Ammatoa, nama salah
satu suku adat yang berdiam di Kabupaten Bulukumba, Provinsi Sulawesi Selatan. Masyarakat Ammatoa adalah suku yang
masih mempertahankan adat tradisi mereka hingga saat ini. Dengan berpegangan
pada pesan leluhur, mereka menjaga kelestarian budaya dan lingkungan mereka
ditengah gempuran nilai-nilai ekstrim.
![]() |
| http://www.hiburdunia.com/2011/04/badui-di-bulukumba.html |
Di
kehidupan sosial, masyarakat ammatoa memiliki pedoman hidup yang di sebut pasang ri kajang. Pedoman ini berisi
pesan dan amanah dari leluhur mereka yang dianggap sebagai nilai yang sakral. Sama
halnya dengan masyarakat adat lainnya,
pasang ri kajang ini memuaut nilai dan materi yang mengajarkan tentang
kebajikan yang menuntun manusia untuk berbuat baik, jujur, dan sederhana. Selain
pasang ri kajang, masyrakat ammatoa juga menganut sistem kepercayaan yang
disebut patuntung. Baik pasang ri kajang maupun patuntung menjadi bagian yang
tidak terpisahkan dari keseharian mereka.
Masyarakat ammatoa ini
dikenal dengan kearifan lokal yang mereka miliki. Pola hidup yang sederhana
serta pelestarian hutan adat yang terus mereka lakukan, menunjukkan kebersahajaan dalam menjalani
hidup. Seperti dalam konsep adat mereka yang tertuang dalam pasang ri kajang, “kalumanynyang kalupepeang, rie’ Kamase-masea”. Artinya, “ditempat ini
(kawasan adat ammatoa), tidak ada kekayaan, yang ada hanya kesederhanaan”.

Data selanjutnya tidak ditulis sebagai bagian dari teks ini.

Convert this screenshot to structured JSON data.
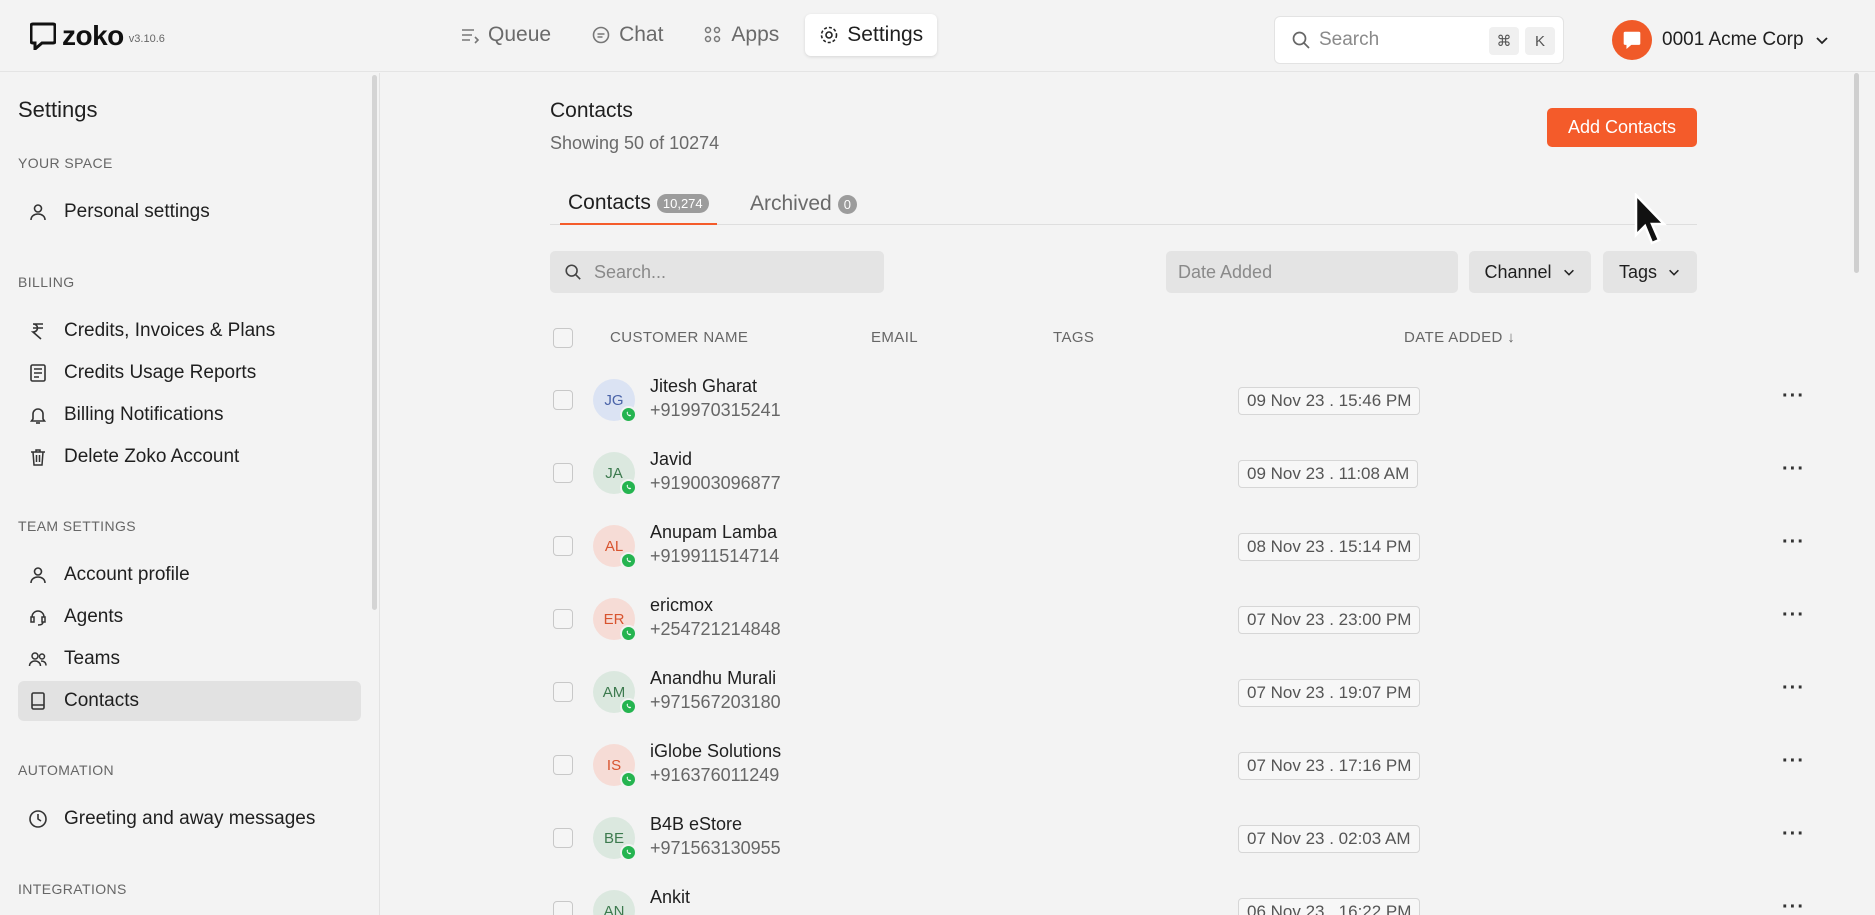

Sebuah konsep yang cukup sederhana, namun membawa makna yang jauh lebih
dalam. Dalam pasang (pesan) itu,
mengisyaratkan masyarakat ammatoa untuk merasa cukup dengan kesederhanaan,
karena kehidupan makmur dianggap sebagai sesuatu yang berlebihan.
Konsep kesederhanaan bagi mereka
sendiri telah di gariskan dalam pasang ri kajang. “Angnganre
na rie’, care-care na rie, pammalli juku na rie’, tana koko na galung rie, balla
situju-tuju”. Artinya; bila makanan sudah ada, pakaian ada, pembeli lauk ada, sawah
dan ladang ada, dan rumah yang sederhana.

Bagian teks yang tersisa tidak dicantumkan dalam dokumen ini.